In the lawyer’s view, “it is not possible to say that politicians typify certain conducts solely out of political opportunism”. This also often occurs due to the lack of “technical knowledge necessary to understand that classifying a conduct will not have practical effects”.
But, for him, it is “undeniable that there is criminal populism” in the three Powers.

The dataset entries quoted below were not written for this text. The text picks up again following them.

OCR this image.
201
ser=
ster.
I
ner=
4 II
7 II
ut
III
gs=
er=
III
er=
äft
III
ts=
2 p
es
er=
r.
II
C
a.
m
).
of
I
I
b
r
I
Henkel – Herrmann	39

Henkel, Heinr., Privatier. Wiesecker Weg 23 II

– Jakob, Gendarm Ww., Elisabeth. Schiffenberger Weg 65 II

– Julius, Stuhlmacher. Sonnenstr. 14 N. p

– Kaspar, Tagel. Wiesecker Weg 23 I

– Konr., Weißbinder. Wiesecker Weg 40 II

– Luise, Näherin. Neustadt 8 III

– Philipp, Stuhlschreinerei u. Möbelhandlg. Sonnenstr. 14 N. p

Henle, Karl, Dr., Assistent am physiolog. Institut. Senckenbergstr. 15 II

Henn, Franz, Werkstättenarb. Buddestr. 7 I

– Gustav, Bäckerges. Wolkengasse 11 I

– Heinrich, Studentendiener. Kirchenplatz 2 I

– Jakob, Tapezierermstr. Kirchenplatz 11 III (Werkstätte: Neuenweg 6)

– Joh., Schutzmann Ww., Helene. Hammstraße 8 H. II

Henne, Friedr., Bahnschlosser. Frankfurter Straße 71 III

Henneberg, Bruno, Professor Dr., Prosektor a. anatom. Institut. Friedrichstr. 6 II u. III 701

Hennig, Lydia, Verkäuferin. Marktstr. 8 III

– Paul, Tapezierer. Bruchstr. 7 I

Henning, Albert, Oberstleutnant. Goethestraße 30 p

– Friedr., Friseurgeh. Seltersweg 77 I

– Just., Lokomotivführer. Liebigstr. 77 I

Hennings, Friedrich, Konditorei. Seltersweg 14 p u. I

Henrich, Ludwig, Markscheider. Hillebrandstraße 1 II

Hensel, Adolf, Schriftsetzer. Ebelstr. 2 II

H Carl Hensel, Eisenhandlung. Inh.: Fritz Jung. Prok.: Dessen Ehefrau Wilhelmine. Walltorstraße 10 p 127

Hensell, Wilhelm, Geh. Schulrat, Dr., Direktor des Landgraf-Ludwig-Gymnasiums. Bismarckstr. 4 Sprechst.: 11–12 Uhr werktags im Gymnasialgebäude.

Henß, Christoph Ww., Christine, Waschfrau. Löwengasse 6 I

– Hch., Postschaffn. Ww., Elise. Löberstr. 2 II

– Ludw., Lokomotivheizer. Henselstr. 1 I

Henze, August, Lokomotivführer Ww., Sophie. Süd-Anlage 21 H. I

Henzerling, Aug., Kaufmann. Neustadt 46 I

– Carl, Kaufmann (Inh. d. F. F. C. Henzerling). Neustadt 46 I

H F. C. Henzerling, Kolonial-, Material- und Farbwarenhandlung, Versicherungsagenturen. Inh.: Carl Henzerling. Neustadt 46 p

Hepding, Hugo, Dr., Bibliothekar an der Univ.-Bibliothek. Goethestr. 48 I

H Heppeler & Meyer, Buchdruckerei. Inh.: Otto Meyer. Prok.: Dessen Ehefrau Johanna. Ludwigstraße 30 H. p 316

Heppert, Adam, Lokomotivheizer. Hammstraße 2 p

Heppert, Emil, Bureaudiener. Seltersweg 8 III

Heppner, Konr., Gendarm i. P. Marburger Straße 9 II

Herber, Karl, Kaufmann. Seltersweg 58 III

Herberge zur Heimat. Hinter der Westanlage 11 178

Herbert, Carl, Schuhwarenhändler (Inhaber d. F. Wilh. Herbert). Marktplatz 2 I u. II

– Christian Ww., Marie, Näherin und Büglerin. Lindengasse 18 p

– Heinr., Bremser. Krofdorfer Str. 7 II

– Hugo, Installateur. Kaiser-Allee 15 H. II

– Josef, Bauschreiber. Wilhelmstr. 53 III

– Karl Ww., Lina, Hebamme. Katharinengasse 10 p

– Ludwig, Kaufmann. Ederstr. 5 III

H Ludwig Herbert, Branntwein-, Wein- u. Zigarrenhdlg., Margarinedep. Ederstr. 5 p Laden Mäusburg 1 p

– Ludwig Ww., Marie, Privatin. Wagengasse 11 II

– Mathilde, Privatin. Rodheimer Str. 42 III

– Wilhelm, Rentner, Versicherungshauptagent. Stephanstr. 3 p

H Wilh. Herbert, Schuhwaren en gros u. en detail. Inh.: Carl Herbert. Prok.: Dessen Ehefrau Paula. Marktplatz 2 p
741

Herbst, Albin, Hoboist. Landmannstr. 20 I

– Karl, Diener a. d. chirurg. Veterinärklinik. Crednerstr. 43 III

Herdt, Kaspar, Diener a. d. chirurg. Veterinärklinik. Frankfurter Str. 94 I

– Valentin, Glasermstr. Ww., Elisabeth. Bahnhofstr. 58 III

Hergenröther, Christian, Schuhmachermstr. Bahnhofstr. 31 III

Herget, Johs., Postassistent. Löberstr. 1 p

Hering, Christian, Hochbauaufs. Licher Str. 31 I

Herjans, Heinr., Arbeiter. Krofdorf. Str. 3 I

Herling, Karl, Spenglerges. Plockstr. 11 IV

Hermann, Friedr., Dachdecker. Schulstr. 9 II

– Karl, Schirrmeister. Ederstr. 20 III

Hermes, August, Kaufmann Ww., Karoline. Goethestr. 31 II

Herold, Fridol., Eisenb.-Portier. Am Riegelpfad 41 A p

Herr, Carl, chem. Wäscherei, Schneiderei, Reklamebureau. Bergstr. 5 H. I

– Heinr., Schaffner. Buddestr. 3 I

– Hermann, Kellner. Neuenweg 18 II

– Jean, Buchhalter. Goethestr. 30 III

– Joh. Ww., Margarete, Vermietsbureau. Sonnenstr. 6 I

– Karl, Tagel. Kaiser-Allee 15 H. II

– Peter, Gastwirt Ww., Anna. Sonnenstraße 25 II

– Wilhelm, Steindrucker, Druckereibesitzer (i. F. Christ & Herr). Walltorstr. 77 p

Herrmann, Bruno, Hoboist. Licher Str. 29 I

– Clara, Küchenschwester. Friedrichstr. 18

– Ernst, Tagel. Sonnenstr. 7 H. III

Politicians, for example, know that “approving a certain law will send a message to their electorate and that will bring them votes”, even if criminalization does not bring any advantage.
Callegari also warns that classifying a conduct is not always synonymous with combating it: “In many cases there is an overlap of existing criminal types, making it unnecessary to create a new incriminating conduct”, he explains.
Thus, “the classification communicates to society that crime is being combated, but in practice it does not work this way”.
For him, accelerating the time for producing laws to classify new conduct without an in-depth discussion “has a satisfying character that responds to the social outcry, but does not mean that it will solve the problem”.
Although the objective is to reassure the population, “often this symbolic Criminal Law ends up being applied, in practice, with harsh measures to those who find themselves prosecuted and convicted”.
Vilardi says that, in addition to bullying, several other crimes, mainly against the national financial system (such as currency evasion and fraudulent management of a financial institution), “are minor conducts, which should generate punishments in the civil sphere, and not in the criminal sphere” . For him, Criminal Law should only be used for serious conduct.
“I have been saying for a long time that the Brazilian penitentiary system can no longer handle the prison population”, he points out. “The responsibility for this excessive number of prisoners is linked to the fact that many crimes should not generate imprisonment, but alternative sentences. Penitentiaries should be reserved for highly dangerous criminals.”